There is a significant threat to project cargo from heavy seas, especially when components are carried on deck. Another risk to project loads occurs during road transit, in the adverse camber of the roadway. The sloping of a road from its center to its sides could cause a large load to topple over, noted Potter, “resulting in substantial and expensive repairs, assuming it is not damaged beyond repair.” “If the item in question is critical to the project,” Potter added, “its loss may cause a delay in its completion.”

Collaboration

AGCS’s announcement of an expanded project cargo offering was formed by a partnership between its marine and engineering divisions. This collaboration allows AGCS to provide end-to-end coverage for companies managing unique and complicated risks, ultimately delivering a more comprehensive and fluid transaction under a single policy.

Underwritten by AGCS Marine, the policy is designed to manage risks of exposures such as shipment of equipment and machinery to construction sites; loss or damage of components in transit; DSU loss of income stemming from late or non-arrival of components; and construction all-risk insurance provided by engineering.

“Having a single policy cover both marine and engineering risks provides tremendous benefits such as enhanced risk management and expedited policy issuance and claims resolution,” said Kevin Wolfe, global head for project cargo at AGCS. “We now provide a single point of contact for clients and brokers, which makes it easier to identify whether a loss occurred in transit or during a construction phase. All underwriters and loss adjusters are with one company.”
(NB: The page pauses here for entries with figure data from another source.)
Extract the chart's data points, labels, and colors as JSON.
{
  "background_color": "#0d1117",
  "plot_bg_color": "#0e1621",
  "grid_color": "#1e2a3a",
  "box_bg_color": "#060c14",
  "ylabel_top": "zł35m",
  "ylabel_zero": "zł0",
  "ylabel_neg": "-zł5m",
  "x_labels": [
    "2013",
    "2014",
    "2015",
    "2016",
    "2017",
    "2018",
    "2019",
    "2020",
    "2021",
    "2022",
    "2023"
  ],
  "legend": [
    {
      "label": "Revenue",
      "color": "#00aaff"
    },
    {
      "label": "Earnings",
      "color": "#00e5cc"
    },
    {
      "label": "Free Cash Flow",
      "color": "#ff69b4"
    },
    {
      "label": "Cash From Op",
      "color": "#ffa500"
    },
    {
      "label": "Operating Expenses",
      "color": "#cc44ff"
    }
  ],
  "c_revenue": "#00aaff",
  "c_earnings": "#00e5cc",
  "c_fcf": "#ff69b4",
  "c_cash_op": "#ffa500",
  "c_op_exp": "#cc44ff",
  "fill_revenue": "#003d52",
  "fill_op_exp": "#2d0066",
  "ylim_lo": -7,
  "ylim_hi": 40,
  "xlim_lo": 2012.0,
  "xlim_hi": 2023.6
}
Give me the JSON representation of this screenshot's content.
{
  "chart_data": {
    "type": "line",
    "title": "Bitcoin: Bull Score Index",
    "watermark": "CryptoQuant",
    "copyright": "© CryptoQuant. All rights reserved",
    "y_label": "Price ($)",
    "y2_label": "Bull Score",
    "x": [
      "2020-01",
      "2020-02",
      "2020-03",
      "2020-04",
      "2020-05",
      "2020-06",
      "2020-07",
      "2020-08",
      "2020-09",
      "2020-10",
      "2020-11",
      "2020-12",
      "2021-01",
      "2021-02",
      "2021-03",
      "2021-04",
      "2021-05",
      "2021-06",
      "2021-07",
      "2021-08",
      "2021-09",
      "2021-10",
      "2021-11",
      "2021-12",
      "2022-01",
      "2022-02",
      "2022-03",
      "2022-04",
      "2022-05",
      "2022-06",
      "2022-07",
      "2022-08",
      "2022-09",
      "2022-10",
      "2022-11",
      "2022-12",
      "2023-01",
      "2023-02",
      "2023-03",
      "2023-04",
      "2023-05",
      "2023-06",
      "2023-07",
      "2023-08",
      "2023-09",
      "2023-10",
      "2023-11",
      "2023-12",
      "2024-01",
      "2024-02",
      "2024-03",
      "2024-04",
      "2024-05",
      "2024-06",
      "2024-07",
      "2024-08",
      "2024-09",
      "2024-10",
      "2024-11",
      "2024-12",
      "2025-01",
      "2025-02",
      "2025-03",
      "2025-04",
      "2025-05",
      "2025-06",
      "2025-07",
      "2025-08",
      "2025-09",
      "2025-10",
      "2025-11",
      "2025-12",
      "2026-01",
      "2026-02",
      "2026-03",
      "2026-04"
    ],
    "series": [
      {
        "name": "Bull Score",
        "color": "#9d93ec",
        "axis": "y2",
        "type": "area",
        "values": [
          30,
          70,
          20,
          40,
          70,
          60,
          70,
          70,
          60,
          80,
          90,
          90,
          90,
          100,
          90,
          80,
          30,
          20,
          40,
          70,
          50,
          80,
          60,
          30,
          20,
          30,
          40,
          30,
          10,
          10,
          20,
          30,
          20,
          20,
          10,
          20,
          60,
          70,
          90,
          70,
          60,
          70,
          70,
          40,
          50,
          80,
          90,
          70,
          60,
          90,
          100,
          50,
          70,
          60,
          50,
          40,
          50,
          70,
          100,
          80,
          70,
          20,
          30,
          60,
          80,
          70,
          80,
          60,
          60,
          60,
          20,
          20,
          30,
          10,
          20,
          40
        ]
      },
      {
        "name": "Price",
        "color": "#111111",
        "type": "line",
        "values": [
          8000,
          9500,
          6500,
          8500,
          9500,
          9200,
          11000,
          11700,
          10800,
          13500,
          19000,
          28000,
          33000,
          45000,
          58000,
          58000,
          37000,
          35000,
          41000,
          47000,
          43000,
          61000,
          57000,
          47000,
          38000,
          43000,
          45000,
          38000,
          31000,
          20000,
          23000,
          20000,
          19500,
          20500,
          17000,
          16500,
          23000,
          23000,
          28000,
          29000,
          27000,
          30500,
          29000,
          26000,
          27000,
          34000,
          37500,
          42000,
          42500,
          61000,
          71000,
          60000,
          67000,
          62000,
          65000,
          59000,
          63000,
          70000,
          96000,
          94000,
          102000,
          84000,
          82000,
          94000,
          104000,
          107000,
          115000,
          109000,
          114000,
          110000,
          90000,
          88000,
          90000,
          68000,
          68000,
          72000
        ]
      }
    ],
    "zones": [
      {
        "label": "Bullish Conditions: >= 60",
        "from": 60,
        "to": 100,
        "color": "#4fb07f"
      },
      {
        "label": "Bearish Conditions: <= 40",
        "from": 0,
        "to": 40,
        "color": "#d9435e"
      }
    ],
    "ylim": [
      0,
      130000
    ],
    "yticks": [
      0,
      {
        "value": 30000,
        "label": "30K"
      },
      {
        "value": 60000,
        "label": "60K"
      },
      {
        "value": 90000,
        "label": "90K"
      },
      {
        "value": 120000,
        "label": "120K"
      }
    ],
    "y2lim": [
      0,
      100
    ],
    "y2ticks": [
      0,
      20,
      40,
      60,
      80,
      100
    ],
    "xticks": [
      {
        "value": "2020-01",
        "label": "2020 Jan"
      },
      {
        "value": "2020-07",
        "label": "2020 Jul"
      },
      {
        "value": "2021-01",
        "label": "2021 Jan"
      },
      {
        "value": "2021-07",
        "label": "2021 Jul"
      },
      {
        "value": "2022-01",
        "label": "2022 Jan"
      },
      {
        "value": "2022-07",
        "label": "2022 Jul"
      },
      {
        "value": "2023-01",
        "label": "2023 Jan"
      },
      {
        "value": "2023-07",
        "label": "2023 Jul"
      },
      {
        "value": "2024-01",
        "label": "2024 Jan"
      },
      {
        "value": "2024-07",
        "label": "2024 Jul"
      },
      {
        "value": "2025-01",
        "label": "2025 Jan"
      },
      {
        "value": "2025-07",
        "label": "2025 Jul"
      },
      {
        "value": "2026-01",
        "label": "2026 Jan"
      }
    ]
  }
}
Combining different risks, such as material loss and consequential loss, into a single policy is advantageous to both underwriters and insureds, noted Schoch. “Preferably they will be written as two sections of the same policy with the loss of profit claim triggered by a loss under the material damage cargo section,” she said. “That way, any condition or warranty imposed by underwriters on the cargo policy will similarly affect the advance loss of profit coverage.”

The alternative, writing two separate policies, one for material damage and the other for economic loss, would cause complications for all concerned. “The insured would have to submit claims separately to two sets of insurers who may not adopt identical positions,” Schoch explained. “With the same underwriters, the claim will be dealt with by one claims department in conjunction with the underwriter who assessed and wrote the risk. An overall view would be adopted minimizing the loss to both insurers.”

Presumably, the efficiencies occasioned by combining risks into a single policy should allow insurers to give their customers a break on the premiums. Still, project insurance will remain more expensive than other cargo policies.

“Project cargo produces very expensive losses,” said Potter, “so maximum premium income must be generated.”